After the Covid-19 lockdown, many students in Uganda stayed home for over two years the Ministry of Education adopted a new calendar.
Furthermore, the ministry projected that they needed at least three years to harmonize the calendar and recover the lost time before returning to normal.
According to the 2023 academic calendar, next year’s first term is expected to begin on February 6, 2023, running for 89 days and ending on May 5. Learners will then go for a 23-day holiday and return for a second term on May 29 which will run up to August 25. The third term will also be the shortest as it covers 75 days starting from September 18 up to December 2nd.
Due to the fact that their starting dates are subject to the release of this year’s national examination and the school selection process that usually follows,
Mulindwa says that the said dates don’t apply to S.1, S5, and year I for Technical/Farm Schools and Community Polytechnics.
He added that they have also cautioned that teaching and learning should start promptly at the beginning of the school terms and that no school is allowed to cut short or prolong them without clearance from the ministry. He further guided that at the beginning of the term head teachers of boarding schools, especially those in Kampala City, Mukono, and Wakiso districts, should ensure that they stagger the starting dates for different classes over the week preceding the official opening and closing dates of the terms.
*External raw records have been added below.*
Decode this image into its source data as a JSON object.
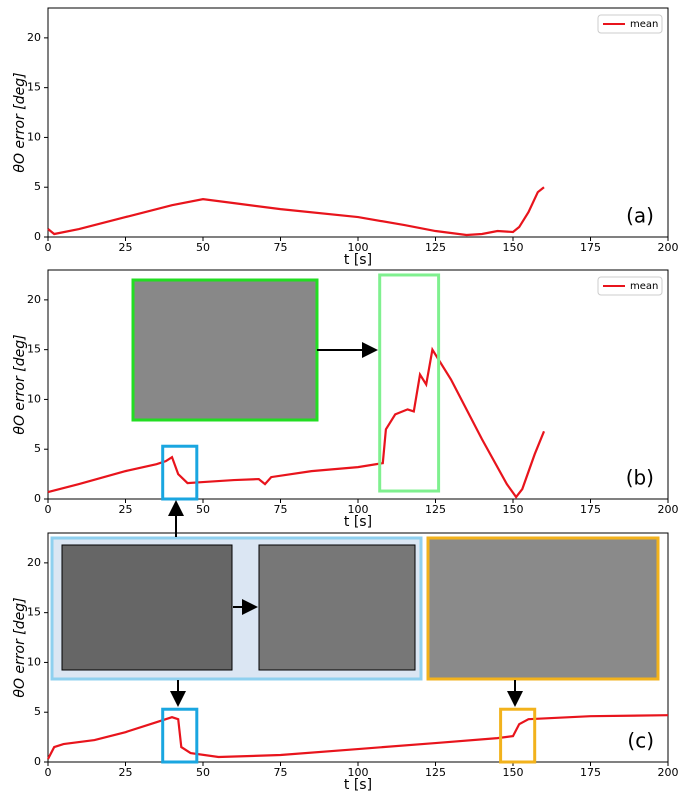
{
  "chart_data": [
    {
      "type": "line",
      "annotation": "(a)",
      "xlabel": "t [s]",
      "ylabel": "θO error [deg]",
      "x": [
        0,
        2,
        10,
        25,
        40,
        50,
        60,
        75,
        100,
        115,
        125,
        135,
        140,
        145,
        150,
        152,
        155,
        158,
        160
      ],
      "series": [
        {
          "name": "mean",
          "color": "#e8141c",
          "values": [
            0.8,
            0.3,
            0.8,
            2.0,
            3.2,
            3.8,
            3.4,
            2.8,
            2.0,
            1.2,
            0.6,
            0.2,
            0.3,
            0.6,
            0.5,
            1.0,
            2.5,
            4.5,
            5.0
          ]
        }
      ],
      "xlim": [
        0,
        200
      ],
      "xticks": [
        0,
        25,
        50,
        75,
        100,
        125,
        150,
        175,
        200
      ],
      "ylim": [
        0,
        23
      ],
      "yticks": [
        0,
        5,
        10,
        15,
        20
      ],
      "legend": "upper right"
    },
    {
      "type": "line",
      "annotation": "(b)",
      "xlabel": "t [s]",
      "ylabel": "θO error [deg]",
      "x": [
        0,
        10,
        25,
        35,
        38,
        40,
        42,
        45,
        50,
        60,
        68,
        70,
        72,
        85,
        100,
        108,
        109,
        112,
        116,
        118,
        120,
        122,
        124,
        130,
        140,
        148,
        151,
        153,
        157,
        160
      ],
      "series": [
        {
          "name": "mean",
          "color": "#e8141c",
          "values": [
            0.7,
            1.5,
            2.8,
            3.5,
            3.8,
            4.2,
            2.5,
            1.6,
            1.7,
            1.9,
            2.0,
            1.5,
            2.2,
            2.8,
            3.2,
            3.6,
            7.0,
            8.5,
            9.0,
            8.8,
            12.5,
            11.5,
            15.0,
            12.0,
            6.0,
            1.5,
            0.2,
            1.0,
            4.5,
            6.8
          ]
        }
      ],
      "xlim": [
        0,
        200
      ],
      "xticks": [
        0,
        25,
        50,
        75,
        100,
        125,
        150,
        175,
        200
      ],
      "ylim": [
        0,
        23
      ],
      "yticks": [
        0,
        5,
        10,
        15,
        20
      ],
      "legend": "upper right"
    },
    {
      "type": "line",
      "annotation": "(c)",
      "xlabel": "t [s]",
      "ylabel": "θO error [deg]",
      "x": [
        0,
        2,
        5,
        15,
        25,
        35,
        40,
        42,
        43,
        46,
        55,
        75,
        100,
        125,
        145,
        150,
        152,
        155,
        175,
        200
      ],
      "series": [
        {
          "color": "#e8141c",
          "values": [
            0.3,
            1.5,
            1.8,
            2.2,
            3.0,
            4.0,
            4.5,
            4.3,
            1.5,
            0.9,
            0.5,
            0.7,
            1.3,
            1.9,
            2.4,
            2.6,
            3.8,
            4.3,
            4.6,
            4.7
          ]
        }
      ],
      "xlim": [
        0,
        200
      ],
      "xticks": [
        0,
        25,
        50,
        75,
        100,
        125,
        150,
        175,
        200
      ],
      "ylim": [
        0,
        23
      ],
      "yticks": [
        0,
        5,
        10,
        15,
        20
      ]
    }
  ]
}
The Director National Curriculum Development Centre-NCDC, Grace Baguma, says that although the ministry has reverted to the normal calendar, schools are expected to continue teaching using the abridged curriculum.
The curriculum was introduced presumably to fast-track teaching and learning and make up for the time lost during the prolonged school closure triggered by the COVID-19 pandemic. Baguma stresses that by design, this curriculum should remain in school for three years.
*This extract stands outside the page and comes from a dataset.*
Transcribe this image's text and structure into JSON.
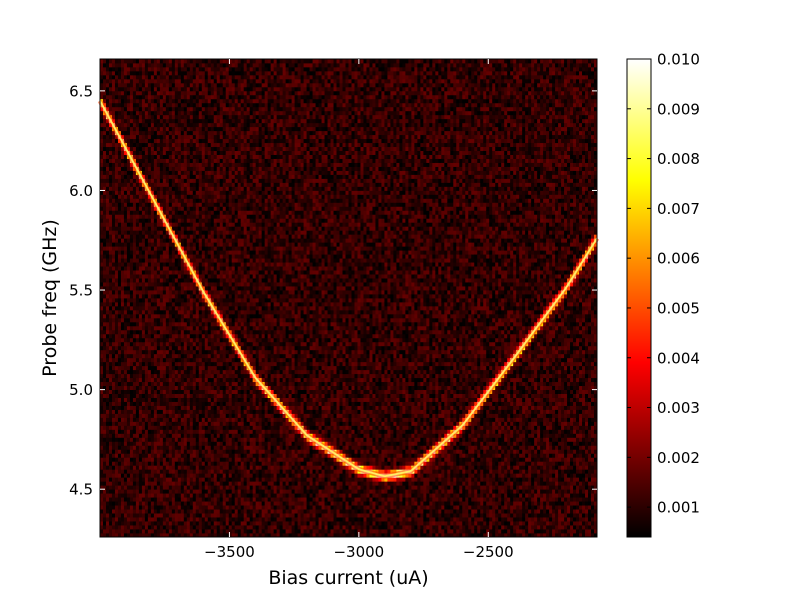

In her lovely words, Janet Kataha Museveni, the Minister of Education, said that the calendar can be subject to change should the country face a crisis over the spreading Ebola virus disease.
The minister continued and noted that to avoid this unwarranted disturbance in the education system, the general public ought to adhere to the set standard operating procedure so that the Ebola epidemic is stopped.
She also appealed to parents to keenly take care of their children during the two months holiday to ensure that they don’t get in trouble and bad behaviour that was witnessed during the covid19 induced lockdown.